Antara ยท Selasa, 06 November 2018 - 16:45 WIB
Bawaslu Nilai Aksi Luhut dan Sri Mulyani Bukan Pelanggaran Pemilu

Logo Bawaslu (ilustrasi). (Foto: iNews.id/Dok.)

JAKARTA, iNews.id – Menteri Koordinator Bidang Kemaritiman Luhut Panjaitan dan Menteri Keuangan Sri Mulyani dinyatakan tidak melakukan pelanggaran pemilu oleh Badan Pengawas Pemilihan Umum (Bawaslu). Dengan begitu, laporan terhadap kedua pejabat negara itu tidak akan ditindaklanjuti lagi oleh Bawaslu.

“Kami nyatakan peristiwa yang dilaporkan tidak memenuhi unsur ketentuan pidana pemilu dan bukan merupakan pelanggaran pemilu,” ujar Anggota Badan Pengawas Pemilu (Bawaslu), Ratna Dewi Pettalolo, di Jakarta, Selasa (6/11/2018).

Pada 18 Oktober, Luhut dan Sri Mulyani dilaporkan ke Bawaslu oleh Dahlan Pido atas dugaan menunjukkan keberpihakan kepada capres nomor urut 01 Joko Widodo (Jokowi) lantaran menunjukkan satu jari dalam acara penutupan Pertemuan Tahuan IMF–Bank Dunia, 14 Oktober 2018 di Bali.
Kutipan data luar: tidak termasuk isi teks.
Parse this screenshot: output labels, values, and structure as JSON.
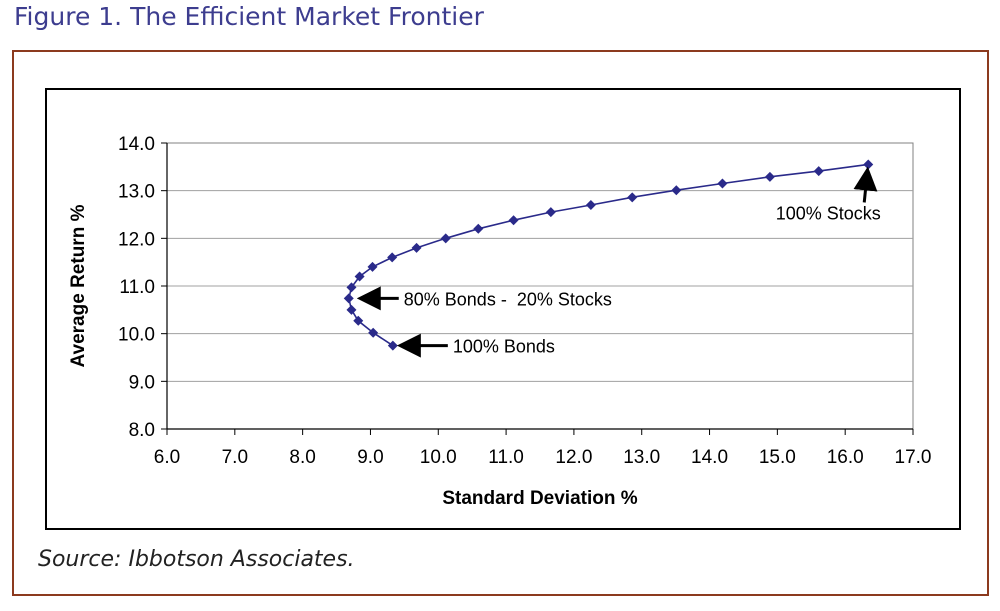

Tindakan tersebut dianggap sengaja dilakukan kedua menteri Jokowi itu sebagai bentuk imbauan atau kampanye politik.

Dahlan Pido mengatakan, saat penutupan acara pertemuan tersebut, Luhut dan Sri Mulyani mengarahkan direktur IMF untuk mengubah posisi simbol tangannya dari acungan dua jari menjadi satu jari. Ketika itu, Sri Mulyani menjelaskan kepada sang direktur bahwa dua jari bermakna untuk Prabowo, sedangkan satu jari bermakna untuk Jokowi.
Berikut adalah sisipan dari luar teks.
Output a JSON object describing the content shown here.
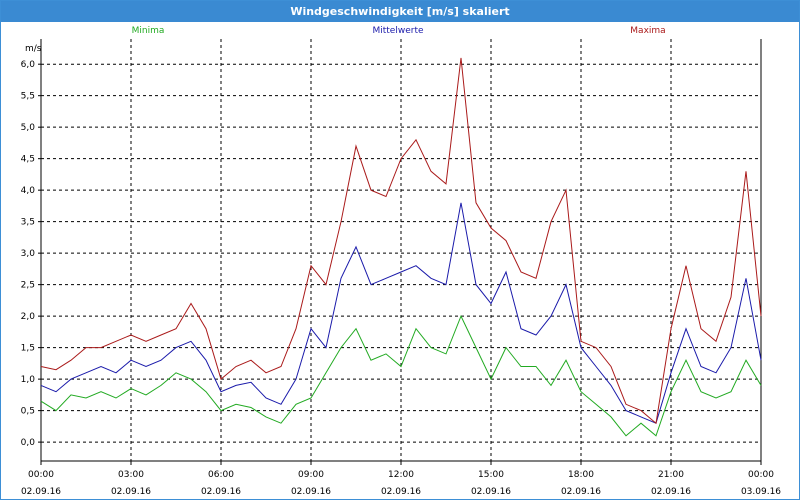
{
  "window": {
    "title": "Windgeschwindigkeit [m/s] skaliert"
  },
  "chart_data": {
    "type": "line",
    "title": "Windgeschwindigkeit [m/s] skaliert",
    "ylabel": "m/s",
    "xlabel": "",
    "ylim": [
      -0.3,
      6.4
    ],
    "xlim": [
      0,
      24
    ],
    "grid": true,
    "legend": "top",
    "yticks": [
      0,
      0.5,
      1,
      1.5,
      2,
      2.5,
      3,
      3.5,
      4,
      4.5,
      5,
      5.5,
      6
    ],
    "ytick_labels": [
      "0,0",
      "0,5",
      "1,0",
      "1,5",
      "2,0",
      "2,5",
      "3,0",
      "3,5",
      "4,0",
      "4,5",
      "5,0",
      "5,5",
      "6,0"
    ],
    "xticks": [
      0,
      3,
      6,
      9,
      12,
      15,
      18,
      21,
      24
    ],
    "xtick_labels": [
      {
        "time": "00:00",
        "date": "02.09.16"
      },
      {
        "time": "03:00",
        "date": "02.09.16"
      },
      {
        "time": "06:00",
        "date": "02.09.16"
      },
      {
        "time": "09:00",
        "date": "02.09.16"
      },
      {
        "time": "12:00",
        "date": "02.09.16"
      },
      {
        "time": "15:00",
        "date": "02.09.16"
      },
      {
        "time": "18:00",
        "date": "02.09.16"
      },
      {
        "time": "21:00",
        "date": "02.09.16"
      },
      {
        "time": "00:00",
        "date": "03.09.16"
      }
    ],
    "x": [
      0,
      0.5,
      1,
      1.5,
      2,
      2.5,
      3,
      3.5,
      4,
      4.5,
      5,
      5.5,
      6,
      6.5,
      7,
      7.5,
      8,
      8.5,
      9,
      9.5,
      10,
      10.5,
      11,
      11.5,
      12,
      12.5,
      13,
      13.5,
      14,
      14.5,
      15,
      15.5,
      16,
      16.5,
      17,
      17.5,
      18,
      18.5,
      19,
      19.5,
      20,
      20.5,
      21,
      21.5,
      22,
      22.5,
      23,
      23.5,
      24
    ],
    "series": [
      {
        "name": "Minima",
        "color": "#22aa22",
        "values": [
          0.65,
          0.5,
          0.75,
          0.7,
          0.8,
          0.7,
          0.85,
          0.75,
          0.9,
          1.1,
          1.0,
          0.8,
          0.5,
          0.6,
          0.55,
          0.4,
          0.3,
          0.6,
          0.7,
          1.1,
          1.5,
          1.8,
          1.3,
          1.4,
          1.2,
          1.8,
          1.5,
          1.4,
          2.0,
          1.5,
          1.0,
          1.5,
          1.2,
          1.2,
          0.9,
          1.3,
          0.8,
          0.6,
          0.4,
          0.1,
          0.3,
          0.1,
          0.8,
          1.3,
          0.8,
          0.7,
          0.8,
          1.3,
          0.9
        ]
      },
      {
        "name": "Mittelwerte",
        "color": "#1a1aaa",
        "values": [
          0.9,
          0.8,
          1.0,
          1.1,
          1.2,
          1.1,
          1.3,
          1.2,
          1.3,
          1.5,
          1.6,
          1.3,
          0.8,
          0.9,
          0.95,
          0.7,
          0.6,
          1.0,
          1.8,
          1.5,
          2.6,
          3.1,
          2.5,
          2.6,
          2.7,
          2.8,
          2.6,
          2.5,
          3.8,
          2.5,
          2.2,
          2.7,
          1.8,
          1.7,
          2.0,
          2.5,
          1.5,
          1.2,
          0.9,
          0.5,
          0.4,
          0.3,
          1.1,
          1.8,
          1.2,
          1.1,
          1.5,
          2.6,
          1.3
        ]
      },
      {
        "name": "Maxima",
        "color": "#aa1a1a",
        "values": [
          1.2,
          1.15,
          1.3,
          1.5,
          1.5,
          1.6,
          1.7,
          1.6,
          1.7,
          1.8,
          2.2,
          1.8,
          1.0,
          1.2,
          1.3,
          1.1,
          1.2,
          1.8,
          2.8,
          2.5,
          3.5,
          4.7,
          4.0,
          3.9,
          4.5,
          4.8,
          4.3,
          4.1,
          6.1,
          3.8,
          3.4,
          3.2,
          2.7,
          2.6,
          3.5,
          4.0,
          1.6,
          1.5,
          1.2,
          0.6,
          0.5,
          0.3,
          1.8,
          2.8,
          1.8,
          1.6,
          2.3,
          4.3,
          2.0
        ]
      }
    ]
  }
}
Setelah menerima laporan dengan nomor 06/LP/PP/RI/00.00/X/2018 dari Dahlan Pido, Bawaslu kemudian mengadakan pembahasan bersama Bareskrim Mabes Polri dan Kejaksaan Agung RI untuk penelaahan lebih lanjut. Setelah dilakukan pembahasan, Bawaslu kemudian memanggil pelapor, saksi-saksi, dan Komisi Pemilihan Umum (KPU) untuk dimintai keterangan atau klarifikasi pada 23 Oktober 2018.

Selanjutnya, Bawaslu meminta keterangan dari dua terlapor, yakni Luhut Panjaitan dan Sri Mulyani Indrawati pada Jumat (2/11/2018) lalu. Setelah mendapatkan klarifikasi, Bawaslu melanjutkan pembahasan dengan Bareskrim Polri dan Kejagung hingga disimpulkan bahwa tidak ditemukan pelanggaran pemilu pada aksi kedua pejabat itu saat menghadiri acara penutupan Pertemuan Tahuan IMF–Bank Dunia di Bali pada 14 Oktober 2018.